Address
- One Lagunitas School Road San Geronimo, California, 94963 United States

District information
- Type: Public
- Grades: K–8
- Superintendent: Laura Shain
- NCES District ID: 0620520

Students and staff
- Students: 180 (2021–21)
- Teachers: 11.0 (FTE) (2021–21)
- Staff: 16.59 (FTE) (2021–21)
- Student–teacher ratio: 16.36

Other information
- Website: lagunitas.org

= Lagunitas School District =

School district in California, U.S.

The Lagunitas School District is a public K–8 school district located 18 miles northwest of San Francisco in western-central Marin County, California. The district serves students in the unincorporated San Geronimo Valley.

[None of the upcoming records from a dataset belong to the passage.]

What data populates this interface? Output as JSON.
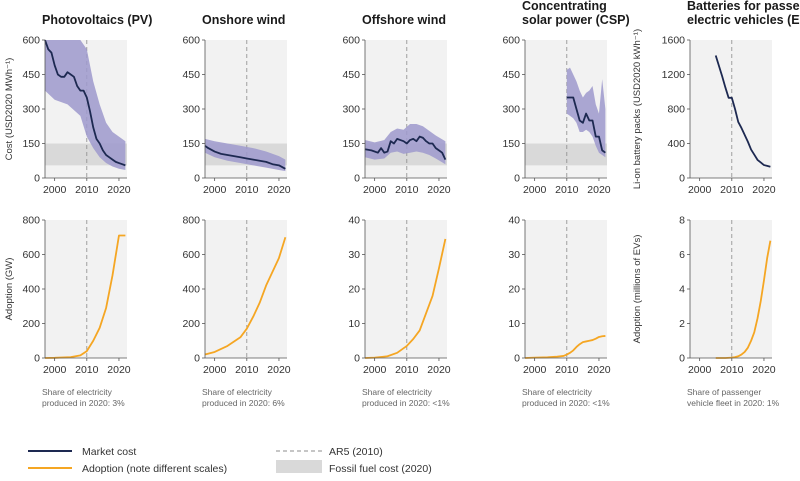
{
  "colors": {
    "market_cost": "#1d2951",
    "cost_band": "#9d99cc",
    "adoption": "#f5a623",
    "fossil_band": "#d9d9d9",
    "panel_bg": "#f2f2f2",
    "ar5_line": "#8c8c8c"
  },
  "legend": {
    "market_cost": "Market cost",
    "adoption": "Adoption (note different scales)",
    "ar5": "AR5 (2010)",
    "fossil": "Fossil fuel cost (2020)"
  },
  "axis_labels": {
    "cost_y": "Cost (USD2020 MWh⁻¹)",
    "battery_y": "Li-on battery packs (USD2020 kWh⁻¹)",
    "adoption_gw": "Adoption (GW)",
    "adoption_ev": "Adoption (millions of EVs)"
  },
  "chart_data": [
    {
      "type": "line",
      "title": [
        "Photovoltaics (PV)"
      ],
      "cost": {
        "ylim": [
          0,
          600
        ],
        "yticks": [
          0,
          150,
          300,
          450,
          600
        ],
        "xlim": [
          1997,
          2022.5
        ],
        "xticks": [
          2000,
          2010,
          2020
        ],
        "fossil_band": [
          55,
          150
        ],
        "market_cost": {
          "x": [
            1997,
            1998,
            1999,
            2000,
            2001,
            2002,
            2003,
            2004,
            2005,
            2006,
            2007,
            2008,
            2009,
            2010,
            2011,
            2012,
            2013,
            2014,
            2015,
            2016,
            2017,
            2018,
            2019,
            2020,
            2021,
            2022
          ],
          "y": [
            600,
            560,
            545,
            490,
            450,
            440,
            440,
            460,
            450,
            440,
            400,
            380,
            380,
            350,
            290,
            220,
            170,
            150,
            120,
            100,
            90,
            80,
            70,
            65,
            60,
            55
          ]
        },
        "band_upper": {
          "x": [
            1997,
            2000,
            2004,
            2008,
            2010,
            2012,
            2014,
            2016,
            2018,
            2020,
            2022
          ],
          "y": [
            600,
            600,
            600,
            600,
            560,
            420,
            320,
            240,
            200,
            180,
            160
          ]
        },
        "band_lower": {
          "x": [
            1997,
            2000,
            2004,
            2008,
            2010,
            2012,
            2014,
            2016,
            2018,
            2020,
            2022
          ],
          "y": [
            380,
            340,
            320,
            270,
            180,
            130,
            90,
            65,
            50,
            40,
            35
          ]
        }
      },
      "adoption": {
        "ylim": [
          0,
          800
        ],
        "yticks": [
          0,
          200,
          400,
          600,
          800
        ],
        "xlim": [
          1997,
          2022.5
        ],
        "xticks": [
          2000,
          2010,
          2020
        ],
        "x": [
          1997,
          2000,
          2005,
          2008,
          2010,
          2012,
          2014,
          2016,
          2018,
          2020,
          2022
        ],
        "y": [
          0,
          1,
          5,
          15,
          40,
          100,
          175,
          290,
          480,
          710,
          710
        ]
      },
      "share_note": [
        "Share of electricity",
        "produced in 2020: 3%"
      ]
    },
    {
      "type": "line",
      "title": [
        "Onshore wind"
      ],
      "cost": {
        "ylim": [
          0,
          600
        ],
        "yticks": [
          0,
          150,
          300,
          450,
          600
        ],
        "xlim": [
          1997,
          2022.5
        ],
        "xticks": [
          2000,
          2010,
          2020
        ],
        "fossil_band": [
          55,
          150
        ],
        "market_cost": {
          "x": [
            1997,
            1998,
            2000,
            2002,
            2004,
            2006,
            2008,
            2010,
            2012,
            2014,
            2016,
            2018,
            2020,
            2022
          ],
          "y": [
            140,
            130,
            115,
            105,
            100,
            95,
            90,
            85,
            80,
            75,
            70,
            60,
            55,
            40
          ]
        },
        "band_upper": {
          "x": [
            1997,
            2000,
            2004,
            2008,
            2012,
            2016,
            2020,
            2022
          ],
          "y": [
            170,
            160,
            150,
            140,
            130,
            115,
            95,
            80
          ]
        },
        "band_lower": {
          "x": [
            1997,
            2000,
            2004,
            2008,
            2012,
            2016,
            2020,
            2022
          ],
          "y": [
            110,
            90,
            75,
            65,
            55,
            45,
            35,
            30
          ]
        }
      },
      "adoption": {
        "ylim": [
          0,
          800
        ],
        "yticks": [
          0,
          200,
          400,
          600,
          800
        ],
        "xlim": [
          1997,
          2022.5
        ],
        "xticks": [
          2000,
          2010,
          2020
        ],
        "x": [
          1997,
          2000,
          2004,
          2008,
          2010,
          2012,
          2014,
          2016,
          2018,
          2020,
          2022
        ],
        "y": [
          20,
          35,
          70,
          120,
          170,
          240,
          320,
          420,
          500,
          580,
          700
        ]
      },
      "share_note": [
        "Share of electricity",
        "produced in 2020: 6%"
      ]
    },
    {
      "type": "line",
      "title": [
        "Offshore wind"
      ],
      "cost": {
        "ylim": [
          0,
          600
        ],
        "yticks": [
          0,
          150,
          300,
          450,
          600
        ],
        "xlim": [
          1997,
          2022.5
        ],
        "xticks": [
          2000,
          2010,
          2020
        ],
        "fossil_band": [
          55,
          150
        ],
        "market_cost": {
          "x": [
            1997,
            1999,
            2001,
            2002,
            2003,
            2004,
            2005,
            2006,
            2007,
            2008,
            2009,
            2010,
            2011,
            2012,
            2013,
            2014,
            2015,
            2016,
            2017,
            2018,
            2019,
            2020,
            2021,
            2022
          ],
          "y": [
            125,
            120,
            110,
            130,
            110,
            115,
            160,
            150,
            170,
            165,
            160,
            150,
            165,
            170,
            160,
            180,
            175,
            160,
            150,
            150,
            130,
            120,
            110,
            80
          ]
        },
        "band_upper": {
          "x": [
            1997,
            2000,
            2003,
            2005,
            2007,
            2009,
            2011,
            2013,
            2015,
            2017,
            2019,
            2022
          ],
          "y": [
            165,
            155,
            165,
            200,
            215,
            210,
            235,
            235,
            225,
            205,
            185,
            160
          ]
        },
        "band_lower": {
          "x": [
            1997,
            2000,
            2003,
            2005,
            2007,
            2009,
            2011,
            2013,
            2015,
            2017,
            2019,
            2022
          ],
          "y": [
            90,
            80,
            85,
            110,
            115,
            105,
            110,
            115,
            110,
            100,
            85,
            60
          ]
        }
      },
      "adoption": {
        "ylim": [
          0,
          40
        ],
        "yticks": [
          0,
          10,
          20,
          30,
          40
        ],
        "xlim": [
          1997,
          2022.5
        ],
        "xticks": [
          2000,
          2010,
          2020
        ],
        "x": [
          1997,
          2000,
          2004,
          2007,
          2010,
          2012,
          2014,
          2016,
          2018,
          2020,
          2022
        ],
        "y": [
          0,
          0.1,
          0.5,
          1.5,
          3.5,
          5.5,
          8,
          13,
          18,
          26,
          34.5
        ]
      },
      "share_note": [
        "Share of electricity",
        "produced in 2020: <1%"
      ]
    },
    {
      "type": "line",
      "title": [
        "Concentrating",
        "solar power (CSP)"
      ],
      "cost": {
        "ylim": [
          0,
          600
        ],
        "yticks": [
          0,
          150,
          300,
          450,
          600
        ],
        "xlim": [
          1997,
          2022.5
        ],
        "xticks": [
          2000,
          2010,
          2020
        ],
        "fossil_band": [
          55,
          150
        ],
        "market_cost": {
          "x": [
            2010,
            2011,
            2012,
            2013,
            2014,
            2015,
            2016,
            2017,
            2018,
            2019,
            2020,
            2021,
            2022
          ],
          "y": [
            350,
            350,
            350,
            300,
            250,
            240,
            280,
            250,
            250,
            180,
            180,
            120,
            110
          ]
        },
        "band_upper": {
          "x": [
            2010,
            2011,
            2012,
            2013,
            2014,
            2015,
            2016,
            2017,
            2018,
            2019,
            2020,
            2021,
            2022
          ],
          "y": [
            470,
            480,
            450,
            420,
            380,
            350,
            370,
            380,
            400,
            320,
            280,
            430,
            300
          ]
        },
        "band_lower": {
          "x": [
            2010,
            2011,
            2012,
            2013,
            2014,
            2015,
            2016,
            2017,
            2018,
            2019,
            2020,
            2021,
            2022
          ],
          "y": [
            280,
            270,
            260,
            240,
            200,
            200,
            210,
            200,
            180,
            140,
            110,
            100,
            90
          ]
        }
      },
      "adoption": {
        "ylim": [
          0,
          40
        ],
        "yticks": [
          0,
          10,
          20,
          30,
          40
        ],
        "xlim": [
          1997,
          2022.5
        ],
        "xticks": [
          2000,
          2010,
          2020
        ],
        "x": [
          1997,
          2000,
          2004,
          2007,
          2009,
          2010,
          2011,
          2012,
          2013,
          2014,
          2015,
          2016,
          2017,
          2018,
          2019,
          2020,
          2021,
          2022
        ],
        "y": [
          0,
          0.1,
          0.2,
          0.4,
          0.6,
          1.0,
          1.5,
          2.2,
          3.2,
          4.0,
          4.6,
          4.8,
          5.0,
          5.2,
          5.6,
          6.1,
          6.3,
          6.4
        ]
      },
      "share_note": [
        "Share of electricity",
        "produced in 2020: <1%"
      ]
    },
    {
      "type": "line",
      "title": [
        "Batteries for passenger",
        "electric vehicles (EVs)"
      ],
      "cost": {
        "ylim": [
          0,
          1600
        ],
        "yticks": [
          0,
          400,
          800,
          1200,
          1600
        ],
        "xlim": [
          1997,
          2022.5
        ],
        "xticks": [
          2000,
          2010,
          2020
        ],
        "market_cost": {
          "x": [
            2005,
            2006,
            2007,
            2008,
            2009,
            2010,
            2011,
            2012,
            2013,
            2014,
            2015,
            2016,
            2017,
            2018,
            2019,
            2020,
            2021,
            2022
          ],
          "y": [
            1420,
            1300,
            1180,
            1050,
            930,
            930,
            800,
            650,
            580,
            500,
            420,
            330,
            270,
            210,
            180,
            150,
            140,
            130
          ]
        }
      },
      "adoption": {
        "ylim": [
          0,
          8
        ],
        "yticks": [
          0,
          2,
          4,
          6,
          8
        ],
        "xlim": [
          1997,
          2022.5
        ],
        "xticks": [
          2000,
          2010,
          2020
        ],
        "x": [
          2005,
          2008,
          2010,
          2011,
          2012,
          2013,
          2014,
          2015,
          2016,
          2017,
          2018,
          2019,
          2020,
          2021,
          2022
        ],
        "y": [
          0,
          0,
          0.02,
          0.05,
          0.1,
          0.2,
          0.35,
          0.6,
          1.0,
          1.5,
          2.3,
          3.3,
          4.5,
          5.8,
          6.8
        ]
      },
      "share_note": [
        "Share of passenger",
        "vehicle fleet in 2020: 1%"
      ]
    }
  ]
}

The district includes all of Lagunitas Forest Knolls and San Geronimo, as well as almost all of Woodacre.

Graduates of the middle school usually attend Archie Williams High School (formerly Sir Francis Drake High School), which is part of the Tamalpais Union High School District. The District is within the boundaries of the Marin Community College District.

== Schools ==
The district operates two schools: Lagunitas Elementary and San Geronimo Valley Elementary. Both are located at the same address in San Geronimo, and share the same principal and superintendent.

Lagunitas Elementary includes a Montessori program serving grades K-5, which is the only public Montessori school in Marin County, and a middle school serving grades 6-8. San Geronimo Valley Elementary serves grades K-6 with its Open Classroom program.

There are currently three Open Classroom teachers, three Montessori teachers, five middle school teachers, one RSP special education teacher, and five administrative staff, as well as the principal/superintendent, Jeanelle Ferhart.